English Indian Fox Nuts (100 G) and Chai (1 Teacup (6 Fl Oz))
Afternoon Snack
149 mg/dL
avg. peak value
Usually has a stable response
Avg. Food Score on Ultrahuman App
Ultrahuman Users got a STABLE response
How to consume chai, english indian fox nuts without glucose spikes
Pair with Protein
Consume your chai and fox nuts with a source of protein, such as a handful of almonds or a piece of cheese. Protein can help slow the absorption of sugar into your bloodstream.
Add Healthy Fats
Incorporate healthy fats like avocado slices or a few walnuts. Fats can help stabilize blood sugar levels.
Include Fiber-Rich Foods
Pair your snack with fiber-rich foods like carrot sticks or a small apple. Fiber can reduce the impact of sugar spikes.
Drink Herbal Tea
Instead of chai, opt for an herbal tea without sugar or milk, as this can help reduce the overall sugar intake.
Exercise Moderately
Engage in light physical activity like a short walk after consuming your snack. Exercise can help your body use glucose more efficiently.
Control Portion Size
Be mindful of the portion size of fox nuts you consume. Smaller portions will lead to a smaller glucose response.
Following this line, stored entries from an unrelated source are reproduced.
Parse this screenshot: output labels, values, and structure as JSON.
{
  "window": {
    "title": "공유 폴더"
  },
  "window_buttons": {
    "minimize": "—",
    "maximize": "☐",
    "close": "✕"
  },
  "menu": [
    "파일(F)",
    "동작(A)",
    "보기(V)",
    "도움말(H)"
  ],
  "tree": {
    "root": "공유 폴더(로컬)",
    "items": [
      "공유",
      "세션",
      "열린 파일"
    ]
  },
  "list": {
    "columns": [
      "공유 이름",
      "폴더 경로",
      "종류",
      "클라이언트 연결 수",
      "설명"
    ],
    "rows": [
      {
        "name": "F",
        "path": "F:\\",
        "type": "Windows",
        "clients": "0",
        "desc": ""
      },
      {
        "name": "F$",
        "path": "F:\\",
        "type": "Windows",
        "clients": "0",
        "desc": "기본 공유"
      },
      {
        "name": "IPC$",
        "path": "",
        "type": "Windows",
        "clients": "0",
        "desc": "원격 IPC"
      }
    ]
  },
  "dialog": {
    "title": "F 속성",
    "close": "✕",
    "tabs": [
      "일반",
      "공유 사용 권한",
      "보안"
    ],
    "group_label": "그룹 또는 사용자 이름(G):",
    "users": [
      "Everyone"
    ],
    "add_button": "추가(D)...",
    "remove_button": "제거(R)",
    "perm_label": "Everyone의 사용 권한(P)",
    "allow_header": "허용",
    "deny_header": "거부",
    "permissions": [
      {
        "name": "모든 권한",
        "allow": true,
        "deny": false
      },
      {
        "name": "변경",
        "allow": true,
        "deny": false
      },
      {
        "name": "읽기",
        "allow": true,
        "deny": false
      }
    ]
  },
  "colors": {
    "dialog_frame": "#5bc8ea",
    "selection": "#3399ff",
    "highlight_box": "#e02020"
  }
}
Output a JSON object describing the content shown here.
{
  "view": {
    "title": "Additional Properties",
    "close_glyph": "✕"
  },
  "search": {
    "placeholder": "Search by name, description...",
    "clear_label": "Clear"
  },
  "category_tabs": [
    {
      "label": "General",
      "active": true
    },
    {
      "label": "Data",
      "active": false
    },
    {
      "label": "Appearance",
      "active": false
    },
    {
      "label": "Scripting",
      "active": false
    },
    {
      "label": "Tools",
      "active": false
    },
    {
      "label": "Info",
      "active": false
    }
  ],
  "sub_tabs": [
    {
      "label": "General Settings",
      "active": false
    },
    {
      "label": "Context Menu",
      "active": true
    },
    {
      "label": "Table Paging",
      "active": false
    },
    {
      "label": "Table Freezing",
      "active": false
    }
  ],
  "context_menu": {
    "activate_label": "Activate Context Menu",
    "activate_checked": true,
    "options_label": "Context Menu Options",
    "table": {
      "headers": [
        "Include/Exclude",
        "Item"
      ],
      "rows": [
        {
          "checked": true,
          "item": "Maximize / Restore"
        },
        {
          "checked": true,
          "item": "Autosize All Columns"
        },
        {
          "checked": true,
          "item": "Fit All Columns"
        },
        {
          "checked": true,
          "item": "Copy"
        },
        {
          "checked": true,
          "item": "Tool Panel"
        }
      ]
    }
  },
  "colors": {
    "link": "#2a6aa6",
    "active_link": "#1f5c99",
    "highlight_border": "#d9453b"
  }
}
Choose Low-Sugar Alternatives
If you prepare chai at home, reduce sugar or use a natural sweetener like stevia.
Stay Hydrated
Drink ample water throughout the day. Proper hydration can aid in keeping blood sugar levels stable.
Mindful Eating
Eat slowly and mindfully, which can help in better digestion and slower sugar absorption.
Monitor Timing
Avoid consuming chai and fox nuts on an empty stomach. Having them after a meal might lessen their impact on blood sugar levels.